The reason is mathematical. A null hypothesis typically states that some value equals exactly zero (or some other specific number). To actually prove that, you would need an estimate with zero bias and infinite precision, which is impossible with real data. Because an estimate and its variability can never be exactly zero, traditional statistical tests simply cannot demonstrate the absence of an effect. Failure to reject a null hypothesis does not support the conclusion that no meaningful association exists. It may just mean your sample was too small to detect one.
Type I and Type II Errors
Every decision you make in hypothesis testing carries risk of being wrong in one of two ways.
A Type I error (false positive) happens when you reject a null hypothesis that’s actually true. Your alpha level directly controls the probability of this error. Setting alpha at 0.05 means you’ve accepted a 5% chance of incorrectly rejecting a true null hypothesis.
A Type II error (false negative) happens when you fail to reject a null hypothesis that’s actually false. The probability of this error is called beta. Many studies set beta at 0.20, which means accepting a 20% chance of missing a real effect. The flip side of beta is statistical power (1 minus beta), so a beta of 0.20 gives you 80% power, meaning an 80% chance of correctly detecting an effect that truly exists.
These two errors pull in opposite directions. Making alpha stricter (say, 0.01 instead of 0.05) protects you from false positives but makes false negatives more likely unless you increase your sample size. Designing a good study means choosing alpha, beta, and sample size together so that both error rates stay acceptable.
When You Fail to Reject: What to Consider
A common mistake is treating a failure to reject as proof that nothing is going on. Before drawing that conclusion, consider whether your study had enough statistical power. Many experiments use sample sizes too small to detect real effects, and the result is a non-significant p-value that reflects inadequate data rather than a true absence of effect.
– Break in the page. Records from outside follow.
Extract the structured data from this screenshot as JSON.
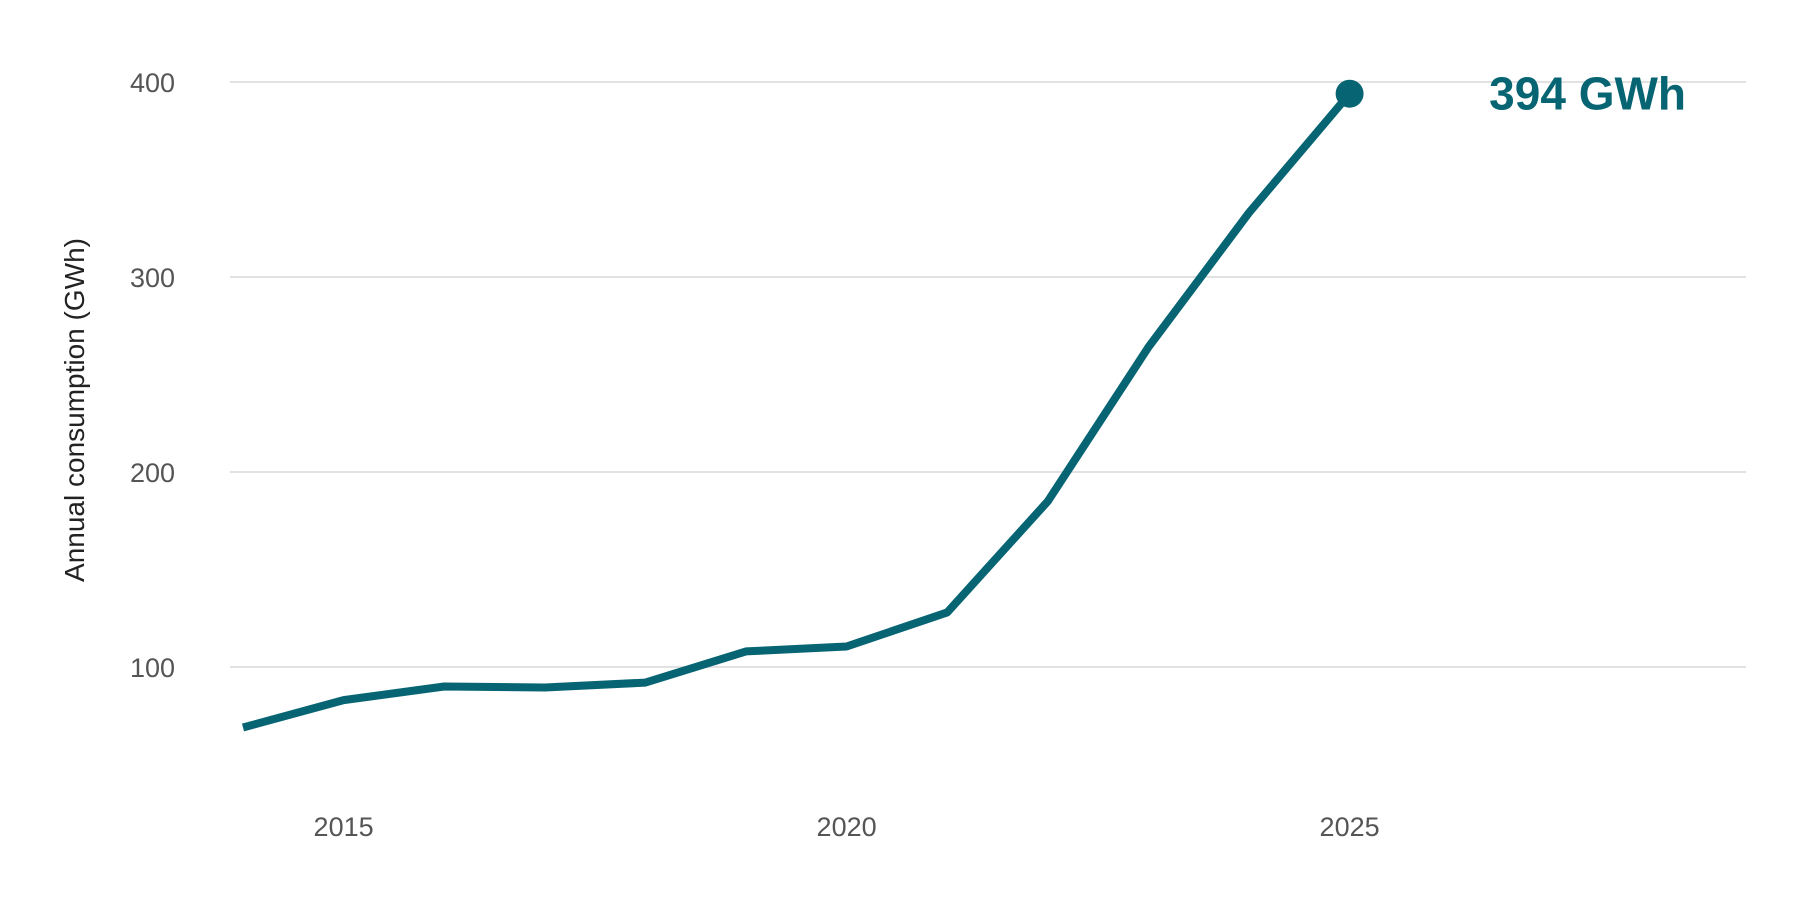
{
  "chart_data": {
    "type": "line",
    "ylabel": "Annual consumption (GWh)",
    "xlabel": "",
    "title": "",
    "x": [
      2014,
      2015,
      2016,
      2017,
      2018,
      2019,
      2020,
      2021,
      2022,
      2023,
      2024,
      2025
    ],
    "series": [
      {
        "values": [
          69,
          83,
          90,
          89.5,
          92,
          108,
          110.5,
          128,
          185,
          264,
          333,
          394
        ]
      }
    ],
    "xlim": [
      2014,
      2029
    ],
    "ylim": [
      40,
      415
    ],
    "x_ticks": [
      2015,
      2020,
      2025
    ],
    "x_tick_labels": [
      "2015",
      "2020",
      "2025"
    ],
    "y_ticks": [
      100,
      200,
      300,
      400
    ],
    "y_tick_labels": [
      "100",
      "200",
      "300",
      "400"
    ],
    "grid": "horizontal",
    "end_label": "394 GWh",
    "colors": {
      "line": "#076573",
      "grid": "#e2e2e2",
      "tick_text": "#555555",
      "axis_title": "#222222"
    }
  }
}
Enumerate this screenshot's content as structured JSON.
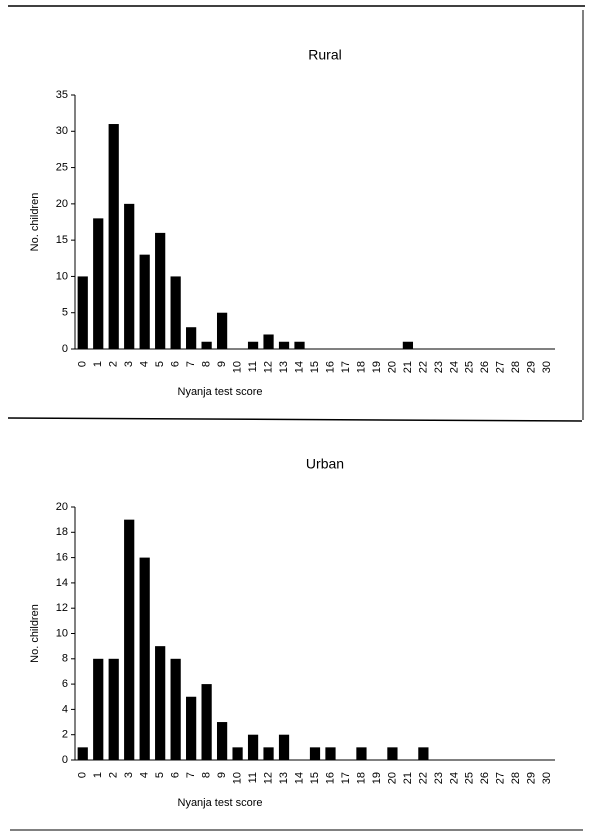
{
  "chart_data": [
    {
      "type": "bar",
      "title": "Rural",
      "x_label": "Nyanja test score",
      "y_label": "No. children",
      "categories": [
        "0",
        "1",
        "2",
        "3",
        "4",
        "5",
        "6",
        "7",
        "8",
        "9",
        "10",
        "11",
        "12",
        "13",
        "14",
        "15",
        "16",
        "17",
        "18",
        "19",
        "20",
        "21",
        "22",
        "23",
        "24",
        "25",
        "26",
        "27",
        "28",
        "29",
        "30"
      ],
      "values": [
        10,
        18,
        31,
        20,
        13,
        16,
        10,
        3,
        1,
        5,
        0,
        1,
        2,
        1,
        1,
        0,
        0,
        0,
        0,
        0,
        0,
        1,
        0,
        0,
        0,
        0,
        0,
        0,
        0,
        0,
        0
      ],
      "color": "#000000",
      "ylim": [
        0,
        35
      ],
      "yticks": [
        0,
        5,
        10,
        15,
        20,
        25,
        30,
        35
      ]
    },
    {
      "type": "bar",
      "title": "Urban",
      "x_label": "Nyanja test score",
      "y_label": "No. children",
      "categories": [
        "0",
        "1",
        "2",
        "3",
        "4",
        "5",
        "6",
        "7",
        "8",
        "9",
        "10",
        "11",
        "12",
        "13",
        "14",
        "15",
        "16",
        "17",
        "18",
        "19",
        "20",
        "21",
        "22",
        "23",
        "24",
        "25",
        "26",
        "27",
        "28",
        "29",
        "30"
      ],
      "values": [
        1,
        8,
        8,
        19,
        16,
        9,
        8,
        5,
        6,
        3,
        1,
        2,
        1,
        2,
        0,
        1,
        1,
        0,
        1,
        0,
        1,
        0,
        1,
        0,
        0,
        0,
        0,
        0,
        0,
        0,
        0
      ],
      "color": "#000000",
      "ylim": [
        0,
        20
      ],
      "yticks": [
        0,
        2,
        4,
        6,
        8,
        10,
        12,
        14,
        16,
        18,
        20
      ]
    }
  ]
}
If you specifically want to provide evidence that an effect is absent or negligibly small, standard hypothesis testing isn’t the right tool. Equivalence testing and other specialized methods exist for that purpose. The standard framework is designed to find evidence of effects, not to confirm their absence.
What P-Values Don’t Tell You
The American Statistical Association released a formal statement clarifying several widespread misunderstandings about p-values. The key points are worth internalizing if you’re making decisions based on hypothesis tests.
A p-value does not measure the probability that the null hypothesis is true. It measures how incompatible your data are with a specific statistical model. A p-value of 0.03 does not mean there’s a 3% chance the null hypothesis is true. It means that if the null were true, you’d see data this extreme only 3% of the time.
Statistical significance also doesn’t tell you anything about the size or practical importance of an effect. A tiny, meaningless difference can produce a highly significant p-value if the sample is large enough, and a large, important difference can fail to reach significance if the sample is too small. Whenever possible, report effect sizes and confidence intervals alongside your p-value so that readers can judge both the statistical and practical significance of your findings.
Scientific conclusions shouldn’t rest on whether a p-value crosses a single threshold. The difference between a p-value of 0.049 and 0.051 is trivial, yet one leads to “reject” and the other to “fail to reject.” Treat the decision rule as a guide, not a bright line that separates truth from fiction.